Touring Taiwan’s outlying islands

Trista wants to travel to and cover in depth all of Taiwan's islands.
An excerpt of the Lin Yang (of the DPA, Deutsche Presse-Agentur) interview with Trista di Genova, who has traveled to and written about her fascination with history and culture on Taiwan’s outlying islands, so far Orchid Island, Green Island and Kinmen. Lin Yang’s travel story will be published in the South China Morning Post on June 15.

Taiwan’s islands each have their own character. What would you say is the most striking characteristic of Kinmen after making two trips there?
Its historical, geo-political importance. Going to Kinmen is key to understanding the Chinese Civil War, and Taiwan’s experience under the Kuomintang, including martial law and the general feeling of being caught up in a war zone. It was the frontlines for many years. Yet there are glimpses of its pre-20th century splendor as a trade center, in the Fujian-style buildings and merchants’ mansions.

What are some of your favorite spots on Kinmen, and why? These could be towns, historical or scenic areas, temples, places to stay, restaurants and bars, or shops.
The Mao Bar on Paragon Street (Mofan jie), with its collection of Mao Tsetung memorabilia.
The Guningtou Museum, partially because it was off limits to Chinese tourists!
Liaoluo Bay, the beach where the KMT defeated the ChiComs, and also where Koxinga’s fleet set off three centuries before (after denuding the island of its trees to build ships), to shortly thereafter defeat the Dutch in what is now Tainan!
The workshop of Wu Chao-hsi, “Blacksmith Wu”

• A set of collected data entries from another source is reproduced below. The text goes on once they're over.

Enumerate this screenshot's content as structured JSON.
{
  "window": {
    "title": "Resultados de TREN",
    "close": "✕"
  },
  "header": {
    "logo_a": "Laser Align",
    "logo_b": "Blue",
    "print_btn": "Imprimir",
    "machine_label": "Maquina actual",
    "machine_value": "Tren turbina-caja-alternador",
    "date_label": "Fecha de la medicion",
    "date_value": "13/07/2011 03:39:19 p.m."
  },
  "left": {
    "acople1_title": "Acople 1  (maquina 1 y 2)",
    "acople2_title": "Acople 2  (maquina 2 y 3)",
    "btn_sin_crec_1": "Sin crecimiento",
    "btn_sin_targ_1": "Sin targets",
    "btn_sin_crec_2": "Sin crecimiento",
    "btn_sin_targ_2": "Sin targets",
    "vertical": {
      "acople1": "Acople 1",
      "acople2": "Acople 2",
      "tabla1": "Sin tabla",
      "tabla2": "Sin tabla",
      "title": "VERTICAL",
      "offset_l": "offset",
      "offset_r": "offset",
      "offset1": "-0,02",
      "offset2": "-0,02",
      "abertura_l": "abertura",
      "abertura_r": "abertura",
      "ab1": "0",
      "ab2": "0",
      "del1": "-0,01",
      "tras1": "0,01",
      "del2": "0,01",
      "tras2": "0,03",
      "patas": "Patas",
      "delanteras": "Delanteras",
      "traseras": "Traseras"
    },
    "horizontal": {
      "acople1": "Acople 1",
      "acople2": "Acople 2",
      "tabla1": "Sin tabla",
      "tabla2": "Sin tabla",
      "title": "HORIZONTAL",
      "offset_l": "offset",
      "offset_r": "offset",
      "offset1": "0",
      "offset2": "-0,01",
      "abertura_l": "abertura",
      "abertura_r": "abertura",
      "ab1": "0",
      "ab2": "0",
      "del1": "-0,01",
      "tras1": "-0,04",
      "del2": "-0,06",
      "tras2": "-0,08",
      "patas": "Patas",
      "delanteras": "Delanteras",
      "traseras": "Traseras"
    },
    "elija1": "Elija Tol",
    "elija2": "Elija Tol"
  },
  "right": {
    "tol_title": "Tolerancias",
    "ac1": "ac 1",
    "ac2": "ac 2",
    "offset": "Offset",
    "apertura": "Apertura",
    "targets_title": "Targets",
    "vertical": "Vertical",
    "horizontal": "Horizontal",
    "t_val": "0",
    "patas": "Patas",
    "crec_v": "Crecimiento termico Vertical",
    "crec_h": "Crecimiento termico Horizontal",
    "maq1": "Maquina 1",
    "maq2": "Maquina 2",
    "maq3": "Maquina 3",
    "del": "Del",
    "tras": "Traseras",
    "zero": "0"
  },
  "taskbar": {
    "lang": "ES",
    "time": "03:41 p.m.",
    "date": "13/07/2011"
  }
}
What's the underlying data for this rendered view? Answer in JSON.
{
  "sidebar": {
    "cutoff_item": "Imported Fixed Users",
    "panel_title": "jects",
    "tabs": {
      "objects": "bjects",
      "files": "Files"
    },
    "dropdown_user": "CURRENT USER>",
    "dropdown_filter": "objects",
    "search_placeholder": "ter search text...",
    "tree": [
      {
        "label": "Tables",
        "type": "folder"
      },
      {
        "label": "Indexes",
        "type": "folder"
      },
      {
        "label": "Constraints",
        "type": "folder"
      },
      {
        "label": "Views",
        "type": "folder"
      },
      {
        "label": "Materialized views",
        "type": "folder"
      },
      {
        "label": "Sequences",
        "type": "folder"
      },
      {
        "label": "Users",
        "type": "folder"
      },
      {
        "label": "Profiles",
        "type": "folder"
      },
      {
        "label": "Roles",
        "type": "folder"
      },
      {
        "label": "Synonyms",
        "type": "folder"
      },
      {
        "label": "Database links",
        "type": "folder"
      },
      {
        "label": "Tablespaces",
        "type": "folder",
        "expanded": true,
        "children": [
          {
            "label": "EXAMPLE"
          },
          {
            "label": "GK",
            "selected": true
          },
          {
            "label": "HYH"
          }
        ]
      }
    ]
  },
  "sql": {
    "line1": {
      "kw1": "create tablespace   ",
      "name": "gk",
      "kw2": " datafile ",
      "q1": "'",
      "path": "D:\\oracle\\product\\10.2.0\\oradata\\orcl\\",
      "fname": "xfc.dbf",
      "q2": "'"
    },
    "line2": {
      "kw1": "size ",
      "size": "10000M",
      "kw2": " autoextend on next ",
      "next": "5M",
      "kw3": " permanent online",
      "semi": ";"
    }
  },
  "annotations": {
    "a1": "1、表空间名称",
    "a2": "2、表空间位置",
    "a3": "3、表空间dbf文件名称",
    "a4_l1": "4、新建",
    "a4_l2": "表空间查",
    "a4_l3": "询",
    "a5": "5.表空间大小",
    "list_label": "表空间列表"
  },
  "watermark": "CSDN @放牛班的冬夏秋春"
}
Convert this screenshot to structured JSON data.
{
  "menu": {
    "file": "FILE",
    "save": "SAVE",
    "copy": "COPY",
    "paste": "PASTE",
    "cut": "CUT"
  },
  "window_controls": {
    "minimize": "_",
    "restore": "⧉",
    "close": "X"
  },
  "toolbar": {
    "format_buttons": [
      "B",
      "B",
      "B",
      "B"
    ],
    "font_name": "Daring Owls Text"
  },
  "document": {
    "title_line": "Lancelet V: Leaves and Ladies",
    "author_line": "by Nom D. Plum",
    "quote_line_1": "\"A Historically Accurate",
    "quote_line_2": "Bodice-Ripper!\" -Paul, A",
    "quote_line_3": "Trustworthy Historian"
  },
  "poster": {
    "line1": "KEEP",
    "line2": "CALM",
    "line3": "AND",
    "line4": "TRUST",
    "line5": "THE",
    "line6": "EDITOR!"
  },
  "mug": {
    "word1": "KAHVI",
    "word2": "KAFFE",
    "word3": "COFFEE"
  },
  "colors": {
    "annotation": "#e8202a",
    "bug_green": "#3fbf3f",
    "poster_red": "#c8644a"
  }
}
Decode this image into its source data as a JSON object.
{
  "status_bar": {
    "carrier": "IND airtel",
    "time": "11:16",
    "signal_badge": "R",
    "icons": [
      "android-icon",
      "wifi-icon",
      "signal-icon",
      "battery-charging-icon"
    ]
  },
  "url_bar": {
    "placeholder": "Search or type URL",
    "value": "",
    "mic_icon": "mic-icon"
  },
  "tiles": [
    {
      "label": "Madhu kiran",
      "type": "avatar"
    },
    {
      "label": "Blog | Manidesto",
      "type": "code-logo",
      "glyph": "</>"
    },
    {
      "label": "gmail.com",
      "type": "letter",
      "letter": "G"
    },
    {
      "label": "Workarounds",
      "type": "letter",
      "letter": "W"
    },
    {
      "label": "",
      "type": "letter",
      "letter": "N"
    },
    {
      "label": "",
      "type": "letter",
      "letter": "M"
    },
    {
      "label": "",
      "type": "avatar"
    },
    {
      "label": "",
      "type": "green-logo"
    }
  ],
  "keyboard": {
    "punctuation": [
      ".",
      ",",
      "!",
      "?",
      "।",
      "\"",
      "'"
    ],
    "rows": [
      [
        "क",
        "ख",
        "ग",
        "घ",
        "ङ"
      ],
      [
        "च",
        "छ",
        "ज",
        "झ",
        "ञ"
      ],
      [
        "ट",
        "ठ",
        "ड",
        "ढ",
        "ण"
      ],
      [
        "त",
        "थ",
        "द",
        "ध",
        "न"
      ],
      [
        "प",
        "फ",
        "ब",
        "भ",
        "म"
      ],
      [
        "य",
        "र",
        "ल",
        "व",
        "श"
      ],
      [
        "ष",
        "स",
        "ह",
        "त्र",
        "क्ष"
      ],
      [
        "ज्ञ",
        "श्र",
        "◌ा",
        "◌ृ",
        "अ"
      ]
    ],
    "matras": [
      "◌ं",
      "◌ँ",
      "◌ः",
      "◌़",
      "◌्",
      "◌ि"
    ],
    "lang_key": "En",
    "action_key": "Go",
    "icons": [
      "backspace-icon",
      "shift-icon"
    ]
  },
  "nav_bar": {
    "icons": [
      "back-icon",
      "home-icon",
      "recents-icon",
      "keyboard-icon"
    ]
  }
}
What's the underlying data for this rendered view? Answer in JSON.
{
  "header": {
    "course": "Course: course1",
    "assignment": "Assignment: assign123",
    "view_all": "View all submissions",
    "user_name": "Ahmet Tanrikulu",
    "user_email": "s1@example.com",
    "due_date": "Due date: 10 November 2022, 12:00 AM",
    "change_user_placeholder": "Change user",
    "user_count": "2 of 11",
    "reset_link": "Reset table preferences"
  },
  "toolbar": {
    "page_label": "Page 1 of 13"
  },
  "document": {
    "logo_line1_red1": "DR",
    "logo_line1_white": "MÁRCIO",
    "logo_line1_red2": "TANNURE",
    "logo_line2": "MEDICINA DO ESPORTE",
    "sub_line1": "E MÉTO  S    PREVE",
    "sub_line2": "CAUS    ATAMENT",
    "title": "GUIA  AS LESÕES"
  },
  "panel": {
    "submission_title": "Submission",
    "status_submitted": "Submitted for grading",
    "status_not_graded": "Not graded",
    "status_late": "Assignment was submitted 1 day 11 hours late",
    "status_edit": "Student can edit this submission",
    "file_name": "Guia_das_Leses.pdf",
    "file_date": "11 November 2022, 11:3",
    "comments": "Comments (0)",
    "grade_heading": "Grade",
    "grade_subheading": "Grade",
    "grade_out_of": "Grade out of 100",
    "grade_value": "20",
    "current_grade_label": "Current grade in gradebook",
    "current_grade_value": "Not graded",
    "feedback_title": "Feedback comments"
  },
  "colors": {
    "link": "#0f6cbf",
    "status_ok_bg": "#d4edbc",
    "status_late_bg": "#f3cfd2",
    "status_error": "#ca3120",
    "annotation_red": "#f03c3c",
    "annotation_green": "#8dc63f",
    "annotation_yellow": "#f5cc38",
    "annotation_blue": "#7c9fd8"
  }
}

The Kinmen guesthouse where Discovery Channel film crew and I stayed. Photo: Trista di Genova
Can you tell me what your experience was with the homestays? Would it be doable for someone who isn’t from Taiwan?
The homestay was lovely, very comfortable, and I’d highly recommend staying at one to get the most out of your stay. Besides, it helps support the movement on Kinmen to renovate architectural heritage sites to seek accommodation in a homestay. Sure, it’s doable to stay in one, perhaps if you first go to the Kinmen Tourism office. They try really hard to help you get the most out of your stay. Their English is probably still dismally poor, though; after all it is a bit remote!

Check this out: peaceful, lovely accommodation with your own mosquito net for 800NT/night (US$24). Da Jian Bu homestay was perfect: Kinmen County, Jinchen town, #75 Jushan. Tel: 08 2311452 or 09 11700677. To arrange a homestay, call Kinmen National Park 082-313143. Contact: Miss Lee.

Similar questions for Lanyu on the character of the island and favorite spots, and whether you caught any aborigine festivals/events during your time there?
I went before the Flying Fish Festival, which is wonderful from everything I’ve heard. Each village there celebrates it at a different time, and it’s tricky to get reliable information about it from the Taitung Tourism office! Hiking into the central mountainous area would be a special treat for the more outdoorsy types. I’d like to do that myself, and try to find an orchid on Orchid Island! I fantasize about renting a boat and going out to Xiao Lanyu – such a mysterious place.

Xiao Lanyu, Little Orchid Island. Maybe Paul Theroux and I can kayak there some time? Photo: Trista di Genova

There are a few cafes and eateries I’d recommend, but this place really operates on a down-home temps de vivre kind of vibe, so if you want to go shopping or are looking for fine dining, go to Hong Kong or stay in Taipei. I mainly like to hang out and meet the locals, who are the real treasure of Lanyu. Enjoy the beautiful beach.The Dao tribe people are so charming and often friendly to visitors. Ask for Tracy or Teresa or Stephanie (Si Garribang), or the writer Shaman Lamboan in Hengtou. Definitely stay in one of the many traditional homestays on Orchid Island. The owners often speak very good English and know a lot about the island’s history.

With all three of these islands, they are ideal for renting a scooter and motoring around to see all the sights on your own. As a photographer, there are stunning views to scope out early in the morning and in the afternoon. Kinmen would be ideal for cycling. All three are very accessible like this.

Diving is excellent on Green Island in particular, reportedly one of the best places in the region for doing so. You can rent or bring your own snorkelling equipment – the underwater marine life is spectacular.